A healthy diet is expensive and could make it difficult for Americans to meet new U.S. nutritional guidelines, according to a study that says the government should do more to help consumers eat healthier.
An update of what used to be known as a food pyramid in 2010 had called on Americans to eat more foods containing potassium, dietary fiber, vitamin D and calcium. But if they did that, the study authors said, they would add hundreds more dollars to their annual grocery bill.
Inexpensive ways to add these nutrients to a person's diet include potatoes and beans for potassium and dietary fiber. But the study found introducing more potassium in a diet is likely to add $380 per year to the average consumer's food costs, said lead researcher Pablo Monsivais, an assistant professor in the Department of Epidemiology and the School of Public Health at the University of Washington.
"We know more than ever about the science of nutrition, and yet we have not yet been able to move the needle on healthful eating," he said. The government should provide help for meeting the nutritional guidelines in an affordable way.
He criticized some of the marketing for a healthy diet -- for example, the image of a plate of salmon, leafy greens and maybe some rice pilaf -- and said a meal like that is not affordable for many Americans.
Food-assistance programs are helping people make healthier choices by providing coupons to buy fruits and vegetables, Monsivais said, but some also put stumbling blocks in front of the poor.
He mentioned, as an example, a Washington State policy making it difficult to buy potatoes with food assistance coupons for women with children, even though potatoes are one of the least expensive ways to add potassium to a diet.
People who spend the most on food tend to get the closest to meeting the federal guidelines for potassium, dietary fiber, vitamin D and calcium, the study found. Those who spend the least have the lowest intakes of the four recommended nutrients and the highest consumption of saturated fat and added sugar.

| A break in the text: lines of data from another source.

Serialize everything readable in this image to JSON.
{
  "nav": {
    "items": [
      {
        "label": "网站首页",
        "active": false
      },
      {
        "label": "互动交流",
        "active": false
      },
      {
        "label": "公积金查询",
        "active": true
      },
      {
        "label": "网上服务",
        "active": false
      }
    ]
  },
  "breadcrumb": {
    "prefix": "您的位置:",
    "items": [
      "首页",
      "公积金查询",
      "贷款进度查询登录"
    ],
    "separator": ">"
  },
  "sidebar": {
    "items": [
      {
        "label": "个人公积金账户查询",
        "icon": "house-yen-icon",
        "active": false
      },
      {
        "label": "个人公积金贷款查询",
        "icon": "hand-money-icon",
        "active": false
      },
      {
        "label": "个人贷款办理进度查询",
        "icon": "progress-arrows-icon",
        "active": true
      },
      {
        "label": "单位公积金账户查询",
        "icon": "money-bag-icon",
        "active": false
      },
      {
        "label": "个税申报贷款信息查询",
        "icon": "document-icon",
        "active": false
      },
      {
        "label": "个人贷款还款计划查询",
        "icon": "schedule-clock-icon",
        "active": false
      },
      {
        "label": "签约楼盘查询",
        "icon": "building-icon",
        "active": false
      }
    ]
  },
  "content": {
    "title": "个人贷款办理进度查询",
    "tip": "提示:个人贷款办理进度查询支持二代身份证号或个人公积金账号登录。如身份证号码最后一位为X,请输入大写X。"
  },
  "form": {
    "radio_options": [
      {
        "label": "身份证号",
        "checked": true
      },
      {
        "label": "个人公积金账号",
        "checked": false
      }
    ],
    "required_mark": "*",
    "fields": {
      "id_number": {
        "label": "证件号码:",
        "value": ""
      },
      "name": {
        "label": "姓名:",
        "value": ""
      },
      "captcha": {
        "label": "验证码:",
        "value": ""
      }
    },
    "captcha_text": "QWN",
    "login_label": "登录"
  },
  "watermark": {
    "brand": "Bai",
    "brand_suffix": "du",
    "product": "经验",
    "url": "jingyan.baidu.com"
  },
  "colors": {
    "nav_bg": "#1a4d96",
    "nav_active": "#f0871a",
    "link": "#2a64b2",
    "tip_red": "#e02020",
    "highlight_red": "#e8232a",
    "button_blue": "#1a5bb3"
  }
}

Hilary Seligman, assistant professor of medicine at the University of California, San Francisco, said Monsivais' research is an interesting addition to the debate about healthy eating and food insecurity, her area of expertise.
A lot of people assume the poor eat cheap food because it tastes good, but they would make better choices if they could afford to, said Seligman, who was not involved in the study.
"Almost 15 percent of households in America say they don't have enough money to eat the way they want to eat," Seligman said. Recent estimates show 49 million Americans make food decisions based on cost, she added.
"Right now, a huge chunk of America just isn't able to adhere to these guidelines," she said.
But Monsivais may have oversimplified the problem, according to another professor who does research in this area. Parke Wilde, associated professor at the Friedman School of Nutrition Science and Policy at Tufts University, said it's not expensive to get all the nutrients a body needs to meet the federal guidelines.
What is expensive, in Wilde's opinion, are the choices Americans make while getting those nutrients.
He said diets get more and more expensive depending on how many rules a person applies to himself, such as eating organic or seeking local sources for food or eating vegetables out of season.
"The longer your list gets, the more expensive your list will be," he said.
Seligman said her list can get longer than Wilde's, but not everything is a choice. Adding to the cost of buying healthful food could be how far away from home a person needs to travel to get to a grocery store that sells a variety of fresh fruits and vegetables.
The government also affects food prices through the subsidies offered to farmers growing certain crops, she added.